1. Resting-book reconstruction to separate quoted spread from realized markout. Status: blocked by dataset. The Hugging Face source has fill events only — no OrderPlaced / OrderCancelled streams, no quote snapshots. Would require Polygon RPC log replay for the CTFExchange contract.

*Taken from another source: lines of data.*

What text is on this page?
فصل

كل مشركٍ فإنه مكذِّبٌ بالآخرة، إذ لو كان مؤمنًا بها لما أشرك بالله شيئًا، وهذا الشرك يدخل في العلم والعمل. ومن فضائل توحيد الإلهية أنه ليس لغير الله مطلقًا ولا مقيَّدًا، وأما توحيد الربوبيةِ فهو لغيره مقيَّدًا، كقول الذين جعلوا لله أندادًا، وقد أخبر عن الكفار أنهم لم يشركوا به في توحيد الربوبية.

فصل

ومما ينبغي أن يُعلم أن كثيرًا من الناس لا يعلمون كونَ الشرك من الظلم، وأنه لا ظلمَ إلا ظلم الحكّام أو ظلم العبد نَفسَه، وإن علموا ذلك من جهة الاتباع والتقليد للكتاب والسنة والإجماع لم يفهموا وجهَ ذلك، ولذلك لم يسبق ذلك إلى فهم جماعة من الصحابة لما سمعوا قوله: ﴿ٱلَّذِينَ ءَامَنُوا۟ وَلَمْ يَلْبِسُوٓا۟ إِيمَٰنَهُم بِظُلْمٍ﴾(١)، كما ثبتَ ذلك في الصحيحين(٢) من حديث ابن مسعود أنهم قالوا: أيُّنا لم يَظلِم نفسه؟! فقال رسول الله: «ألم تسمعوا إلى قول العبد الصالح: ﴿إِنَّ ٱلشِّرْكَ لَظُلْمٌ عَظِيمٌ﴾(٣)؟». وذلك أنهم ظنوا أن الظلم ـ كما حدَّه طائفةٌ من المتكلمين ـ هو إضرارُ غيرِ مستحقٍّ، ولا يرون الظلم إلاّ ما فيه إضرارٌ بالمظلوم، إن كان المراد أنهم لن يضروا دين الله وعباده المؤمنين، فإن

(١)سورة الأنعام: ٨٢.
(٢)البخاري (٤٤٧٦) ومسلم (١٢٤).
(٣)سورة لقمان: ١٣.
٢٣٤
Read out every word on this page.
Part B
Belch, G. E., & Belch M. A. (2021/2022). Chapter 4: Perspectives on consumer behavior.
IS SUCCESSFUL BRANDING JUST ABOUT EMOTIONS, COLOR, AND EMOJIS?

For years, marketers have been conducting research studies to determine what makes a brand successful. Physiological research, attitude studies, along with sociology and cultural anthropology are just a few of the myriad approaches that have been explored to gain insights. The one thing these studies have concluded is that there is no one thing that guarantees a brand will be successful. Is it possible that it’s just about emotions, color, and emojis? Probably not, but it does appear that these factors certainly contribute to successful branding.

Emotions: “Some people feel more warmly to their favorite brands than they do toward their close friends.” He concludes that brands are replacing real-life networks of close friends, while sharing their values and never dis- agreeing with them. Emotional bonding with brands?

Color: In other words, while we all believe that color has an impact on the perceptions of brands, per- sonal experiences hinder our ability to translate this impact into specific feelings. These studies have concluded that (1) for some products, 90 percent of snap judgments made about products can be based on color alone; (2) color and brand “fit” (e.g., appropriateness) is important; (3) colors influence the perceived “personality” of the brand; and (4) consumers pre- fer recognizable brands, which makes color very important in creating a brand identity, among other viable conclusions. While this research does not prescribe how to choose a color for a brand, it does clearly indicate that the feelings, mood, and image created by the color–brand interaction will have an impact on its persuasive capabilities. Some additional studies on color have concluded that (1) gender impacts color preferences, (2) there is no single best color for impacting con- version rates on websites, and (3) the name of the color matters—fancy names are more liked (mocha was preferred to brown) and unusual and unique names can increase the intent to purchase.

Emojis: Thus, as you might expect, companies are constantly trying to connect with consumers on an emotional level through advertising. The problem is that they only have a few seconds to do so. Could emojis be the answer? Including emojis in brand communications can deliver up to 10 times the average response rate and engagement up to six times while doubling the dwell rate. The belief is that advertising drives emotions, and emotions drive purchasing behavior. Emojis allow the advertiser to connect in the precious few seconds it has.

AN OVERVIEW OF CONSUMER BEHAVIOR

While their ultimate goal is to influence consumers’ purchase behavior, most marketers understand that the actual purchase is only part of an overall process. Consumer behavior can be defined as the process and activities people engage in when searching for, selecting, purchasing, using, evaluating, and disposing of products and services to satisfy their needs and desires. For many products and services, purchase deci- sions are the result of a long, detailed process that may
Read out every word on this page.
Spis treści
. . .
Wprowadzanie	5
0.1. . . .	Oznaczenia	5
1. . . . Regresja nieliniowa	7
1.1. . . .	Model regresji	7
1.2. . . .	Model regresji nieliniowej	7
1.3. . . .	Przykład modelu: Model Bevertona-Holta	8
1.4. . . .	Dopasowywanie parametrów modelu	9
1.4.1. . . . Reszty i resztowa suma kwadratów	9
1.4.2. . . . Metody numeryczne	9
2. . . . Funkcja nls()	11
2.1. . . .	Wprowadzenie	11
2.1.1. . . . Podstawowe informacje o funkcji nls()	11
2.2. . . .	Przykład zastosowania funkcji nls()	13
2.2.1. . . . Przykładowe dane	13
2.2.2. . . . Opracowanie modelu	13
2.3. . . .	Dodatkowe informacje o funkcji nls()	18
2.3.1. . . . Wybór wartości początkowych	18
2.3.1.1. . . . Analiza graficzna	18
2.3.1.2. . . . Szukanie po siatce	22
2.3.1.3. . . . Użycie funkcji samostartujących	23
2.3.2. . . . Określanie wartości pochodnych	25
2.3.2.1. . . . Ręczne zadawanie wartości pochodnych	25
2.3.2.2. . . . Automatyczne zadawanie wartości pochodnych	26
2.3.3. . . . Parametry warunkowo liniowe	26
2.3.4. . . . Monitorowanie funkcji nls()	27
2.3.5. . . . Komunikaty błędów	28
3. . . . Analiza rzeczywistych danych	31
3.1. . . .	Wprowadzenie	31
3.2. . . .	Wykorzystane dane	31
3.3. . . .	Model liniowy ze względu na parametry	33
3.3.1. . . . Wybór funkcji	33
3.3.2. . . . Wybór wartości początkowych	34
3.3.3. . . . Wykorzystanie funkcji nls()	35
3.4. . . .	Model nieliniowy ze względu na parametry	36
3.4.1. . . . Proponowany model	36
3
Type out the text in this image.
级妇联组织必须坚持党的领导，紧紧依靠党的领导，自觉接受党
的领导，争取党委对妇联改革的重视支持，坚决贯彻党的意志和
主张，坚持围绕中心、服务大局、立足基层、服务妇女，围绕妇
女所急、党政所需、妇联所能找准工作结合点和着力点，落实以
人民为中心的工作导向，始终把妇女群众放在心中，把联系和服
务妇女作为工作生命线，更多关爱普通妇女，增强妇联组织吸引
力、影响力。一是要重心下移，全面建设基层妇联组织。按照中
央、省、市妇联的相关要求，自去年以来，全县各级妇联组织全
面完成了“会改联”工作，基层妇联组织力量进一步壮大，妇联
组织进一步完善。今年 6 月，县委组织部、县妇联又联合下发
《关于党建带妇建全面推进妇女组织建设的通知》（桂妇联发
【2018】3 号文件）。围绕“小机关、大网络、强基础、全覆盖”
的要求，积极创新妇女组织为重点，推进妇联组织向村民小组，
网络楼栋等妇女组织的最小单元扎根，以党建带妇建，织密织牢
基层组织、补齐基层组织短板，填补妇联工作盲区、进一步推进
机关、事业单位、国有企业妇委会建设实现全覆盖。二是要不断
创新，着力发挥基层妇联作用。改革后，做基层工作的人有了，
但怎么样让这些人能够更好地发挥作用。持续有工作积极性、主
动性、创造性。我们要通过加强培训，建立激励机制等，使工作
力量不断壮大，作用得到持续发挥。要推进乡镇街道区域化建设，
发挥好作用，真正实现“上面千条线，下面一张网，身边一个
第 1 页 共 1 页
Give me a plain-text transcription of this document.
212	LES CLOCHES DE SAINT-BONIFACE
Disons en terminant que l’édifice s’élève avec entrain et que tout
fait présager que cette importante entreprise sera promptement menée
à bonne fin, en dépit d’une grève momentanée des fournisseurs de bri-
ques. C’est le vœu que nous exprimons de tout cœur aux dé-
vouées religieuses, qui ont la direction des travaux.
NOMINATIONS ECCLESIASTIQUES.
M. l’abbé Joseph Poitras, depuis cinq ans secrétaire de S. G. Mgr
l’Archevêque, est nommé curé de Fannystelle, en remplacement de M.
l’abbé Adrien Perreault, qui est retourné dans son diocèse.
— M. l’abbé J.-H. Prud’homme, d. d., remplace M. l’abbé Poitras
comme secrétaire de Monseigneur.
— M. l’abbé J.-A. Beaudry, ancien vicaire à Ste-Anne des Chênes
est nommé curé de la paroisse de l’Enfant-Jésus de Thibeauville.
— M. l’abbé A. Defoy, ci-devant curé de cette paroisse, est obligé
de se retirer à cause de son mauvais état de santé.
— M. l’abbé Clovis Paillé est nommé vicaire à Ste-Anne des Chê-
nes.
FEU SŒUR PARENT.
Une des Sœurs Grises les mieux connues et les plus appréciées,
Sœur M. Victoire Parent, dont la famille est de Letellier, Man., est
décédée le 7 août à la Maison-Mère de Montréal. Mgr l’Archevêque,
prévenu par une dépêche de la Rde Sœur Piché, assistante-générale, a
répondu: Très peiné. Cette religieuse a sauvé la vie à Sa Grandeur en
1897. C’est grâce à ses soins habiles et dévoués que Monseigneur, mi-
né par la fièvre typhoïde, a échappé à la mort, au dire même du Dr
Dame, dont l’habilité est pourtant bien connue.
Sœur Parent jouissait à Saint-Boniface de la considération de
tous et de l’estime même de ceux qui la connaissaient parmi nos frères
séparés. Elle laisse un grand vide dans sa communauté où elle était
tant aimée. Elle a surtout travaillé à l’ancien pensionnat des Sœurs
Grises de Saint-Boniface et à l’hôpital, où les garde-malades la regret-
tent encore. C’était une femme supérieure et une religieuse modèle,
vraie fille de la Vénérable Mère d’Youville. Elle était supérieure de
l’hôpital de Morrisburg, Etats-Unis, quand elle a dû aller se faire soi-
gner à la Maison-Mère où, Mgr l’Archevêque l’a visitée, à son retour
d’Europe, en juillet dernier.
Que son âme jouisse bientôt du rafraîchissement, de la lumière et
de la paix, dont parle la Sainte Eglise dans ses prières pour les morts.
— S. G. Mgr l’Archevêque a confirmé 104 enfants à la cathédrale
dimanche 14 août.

2. Market-classification stratification (politics / sports / crypto / macro / short-horizon price bets) and time-to-resolution at fill, to isolate which market types reward which strategies. Status: implemented. See finding 2 in the repo.
REPRODUCIBILITY
git clone https://github.com/avdheshcharjan/polymarket-market-maker
cd polymarket-market-maker
uv sync
uv run pmm download --file quant.parquet
uv run pmm metrics --source-file data/raw/quant.parquet \
--source-kind quant --engine duckdb \
--min-fills 5000
uv run python scripts/finding_01.py
Full pipeline ~46 min on a 16 GB Mac, peak scratch disk ~55 GB. 43 tests cover unit + property (hypothesis) + cross-engine equivalence (Polars vs DuckDB).
NOTE
This finding is less a novel claim than an empirical confirmation: on Polymarket's on-chain CLOB, adverse-selection markouts are systematically positive and maker-sophistication stratification is real, monotonic, and large enough to matter. The interesting work is downstream — explaining the D7 → D8 step and identifying which kinds of markets reward which strategies.